The “rise of Japan” and the “fall of China” in the late 19th century are story lines that dominated Sinology and Japanology in the 20th century. In the inaugural Hu Shih Lecture, Benjamin Elman will use Japan’s victory in the Sino-Japanese War of 1894-95 to indicate that in the 21st century we are entering new historical terrain vis-à-vis “modern” China and Japan. Wars and cultural history are inseparable. The competing/complementary narratives constructed by the victors and the losers of wars on the ground and at sea enshroud the past in a thick ideological fog. Seeing through the fog created by the "First" (or was it the "Second"? the "Third"?) Sino-Japanese War in 1894-95 allows us to place Sino-Japanese cultural interactions before 1894 in a new light with less teleology and fewer blind spots. The Meiji “rise of Japan” as event and narrative empowered uniquely “modernist” critiques of the “decadence” of Chinese art, traditional Chinese history, and conveniently provided Chinese revolutionaries with a “failed China” in a post-war East Asian world.

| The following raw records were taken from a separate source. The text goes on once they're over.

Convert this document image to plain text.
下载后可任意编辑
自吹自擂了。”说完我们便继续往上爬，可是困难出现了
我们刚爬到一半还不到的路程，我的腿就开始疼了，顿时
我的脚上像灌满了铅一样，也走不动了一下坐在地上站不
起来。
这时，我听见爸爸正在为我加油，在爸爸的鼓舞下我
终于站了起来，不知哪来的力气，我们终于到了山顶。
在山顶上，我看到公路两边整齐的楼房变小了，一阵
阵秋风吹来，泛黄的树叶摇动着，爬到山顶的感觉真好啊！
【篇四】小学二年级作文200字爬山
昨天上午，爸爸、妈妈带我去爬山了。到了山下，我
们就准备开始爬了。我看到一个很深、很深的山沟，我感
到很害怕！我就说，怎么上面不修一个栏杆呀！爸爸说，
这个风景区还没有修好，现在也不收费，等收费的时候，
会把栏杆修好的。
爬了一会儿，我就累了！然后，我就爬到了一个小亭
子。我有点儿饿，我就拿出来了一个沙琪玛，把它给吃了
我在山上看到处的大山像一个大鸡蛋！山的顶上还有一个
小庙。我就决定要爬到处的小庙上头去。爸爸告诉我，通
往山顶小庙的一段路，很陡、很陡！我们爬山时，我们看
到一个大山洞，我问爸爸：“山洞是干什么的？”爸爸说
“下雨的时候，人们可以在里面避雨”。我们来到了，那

Benjamin Elman is Gordon Wu ’58 Professor of Chinese Studies at Princeton, professor of East Asian studies and history, and former chair of the Department of East Asian Studies. He works at the intersection of several fields including history, philosophy, literature, religion, economics, politics, and science. His ongoing interest is in rethinking how the history of East Asia has been told in the West as well as in China, Japan, and Korea. He is currently studying cultural interactions in East Asia during the 18th century, in particular the impact of Chinese classical learning, medicine, and natural studies on Tokugawa, Japan, and Choson, Korea. The editor, author, or coauthor of numerous publications, Elman’s recent books include Classicism, Examinations, and Cultural History (in Chinese, 2010); A Cultural History of Modern Science in China (2009); and a textbook for world history, Worlds Together, Worlds Apart: A History of the World from the Beginnings of Humankind to the Present (2008). Elman has also been effective in building relationships between Princeton University and institutions in East Asia, and has taught extensively at Fudan University in Shanghai and the University of Tokyo. Ph.D. University of Pennsylvania, 1980.